Toute question culturelle qui se règlerait ou se débattrait au moyen de l’outil étatique grâce à l’occupation d’une « station élective ou de faveur républicaine » se muerait ipso-facto en une question politique et par conséquent deviendrait passible d’une contestation, d’un rejet ou d’une condamnation de la part des tenants du « statu quo » ou bien des tenants d’autres intérêts politiques débattus de la même façon dans l’espace publique.

Cette manière de procéder constitue, à nos yeux, le plus rapide et le plus sûr moyen de réactiver les démons du tribalisme, de l’ »ethnicisme », de la ségrégation, bref en un concept plus vaste, de la discrimination. (Nous ne citerons pas le racisme pour des raisons évidentes de contexte et de société).

User de la question ethnique au sein du débat politique pour conserver des avantages, conforter des positions ou renverser une hiérarchie dans l’objectif de concrétiser un projet sectaire inscrit ou non dans un possible et très probable agenda secret avec des visées transnationales constitue à notre sens et pour notre Sénégal une dérive et une forme de contestation vindicative par rapport à l’establishment social (la théorie de l’existant) .

Faire prévaloir le critère de l’appartenance ethnique sur le lien d’appartenance nationale c’est un énorme coup de massue porté à notre pacte national, à notre devoir de fraternité nationale, en résumé: à notre contrat social. Mais c’est aussi un manquement grave à la volonté commune librement exprimée au fil du temps d’opter, de privilégier ou d’enraciner dans l’existant commun (national), telle ou telle pratique ou expression culturelle provenant de tel ou tel groupe.

C’est ainsi qu’il faut « considérer » tout raidissement ethnique de quelque bord qu’il provienne comme une attaque au socle commun de valeurs que nous partageons et qui se sont lentement et profondément enracinées dans le substrat de vertus utilitaires et légales superposées dans le subconscient du peuple sans aucune intervention de nature insidieuse ou dictatoriale et se sont installées en conformité avec les règles du jeu politique, de l’interaction et du dialogue social régissant les sociétés démocratiques modernes.

« Le Wolof » a cessé depuis belle lurette d’être seulement une langue ethnique (…)il est le fondement et ciment de l’identité culturelle du pays.

La prépondérance de la langue WOLOF ses apports dans la consolidation de la nation sénégalaise ainsi que le pétrissage puis moulage de l’homo-sénégalensis,  par exemple,  est « un cas typique » de ce que peut être une vertu de nature utilitaire profondément et confortablement installée dans ce qu’il conviendrait d’appeler le réceptacle ou la sédimentation des valeurs et de matériaux qui soutiennent et entretiennent la si précieuse unité et stabilité nationale sénégalaise.

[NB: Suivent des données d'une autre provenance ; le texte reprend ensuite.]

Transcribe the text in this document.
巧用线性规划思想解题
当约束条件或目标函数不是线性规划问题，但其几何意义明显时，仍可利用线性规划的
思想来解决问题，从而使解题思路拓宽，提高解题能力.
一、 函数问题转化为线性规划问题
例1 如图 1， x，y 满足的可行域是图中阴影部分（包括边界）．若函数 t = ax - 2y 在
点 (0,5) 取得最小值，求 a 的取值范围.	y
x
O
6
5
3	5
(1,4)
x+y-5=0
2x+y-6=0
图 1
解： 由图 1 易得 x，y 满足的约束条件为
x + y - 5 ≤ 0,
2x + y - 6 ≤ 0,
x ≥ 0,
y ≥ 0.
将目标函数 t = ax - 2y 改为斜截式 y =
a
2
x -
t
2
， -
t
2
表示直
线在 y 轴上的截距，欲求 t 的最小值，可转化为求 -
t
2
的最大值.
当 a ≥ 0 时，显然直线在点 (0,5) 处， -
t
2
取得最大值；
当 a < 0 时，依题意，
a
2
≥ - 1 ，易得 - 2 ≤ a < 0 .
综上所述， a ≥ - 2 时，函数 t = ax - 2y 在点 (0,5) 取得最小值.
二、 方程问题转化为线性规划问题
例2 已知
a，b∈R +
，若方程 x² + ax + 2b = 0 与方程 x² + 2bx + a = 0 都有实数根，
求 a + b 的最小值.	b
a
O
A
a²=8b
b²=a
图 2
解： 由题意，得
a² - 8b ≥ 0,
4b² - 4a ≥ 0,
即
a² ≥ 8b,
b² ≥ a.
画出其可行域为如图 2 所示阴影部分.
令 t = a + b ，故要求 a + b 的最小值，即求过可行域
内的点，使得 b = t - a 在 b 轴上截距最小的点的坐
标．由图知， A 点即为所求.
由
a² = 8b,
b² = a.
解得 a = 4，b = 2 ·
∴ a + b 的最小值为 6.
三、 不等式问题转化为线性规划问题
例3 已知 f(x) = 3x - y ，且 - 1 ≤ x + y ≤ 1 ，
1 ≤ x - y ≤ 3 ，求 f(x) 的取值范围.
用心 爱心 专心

Cette langue a permis et permet toujours, partant de l’homme politique le plus en vue jusqu’au plus fruste paysan ou éleveur sénégalais habitant le village situé aux confins les plus reculés du pays, de partager ses doléances et ses espoirs, ses joies et ses peines, ses réussites et ses échecs avec l’ensemble de la communauté nationale sans avoir, de sa part, dépensé le moindre franc et sans avoir coûté à l’Etat l’investissement le plus dérisoire.

C’est tout le contraire du « Français » ou autres langues importées. (Voir tout le système éducatif, infrastructurel et humain mis en place par l’Etat pour assurer l’éducation et l’instruction des citoyens dans cette langue étrangère).

N’oublions, en aucun cas, que nous ne parlons de « langues nationales » que par abus de langage en ce qui concerne les autres langues du pays. Elles sont, certes, toutes sénégalaises et aussi méritantes que la langue « Wolof  » mais cette dernière seule possède réellement la dimension nationale requise pour bénéficier légitimement de cette qualité.

« Le Wolof » a cessé depuis belle lurette d’être seulement une langue ethnique ou celle du groupe majoritaire du Sénégal. Elle est le « véhicule » le plus usité dans toutes les expressions culturelles, politiques, médiatique, religieuse ainsi que dans les transactions quotidiennes de tous genres : il est le fondement et ciment de l’identité culturelle du pays. On ne dit plus « le Wolof »mais « le sénégalais » comme « le Français » pour la langue originellement parlée par « l’ethnie ou la tribu des Francs » dans le moyen-âge européen. Tout comme les français parlent « le Français », les anglais, « l’Anglais », les chinois : « le Chinois »les sénégalais parlent « le Sénégalais ».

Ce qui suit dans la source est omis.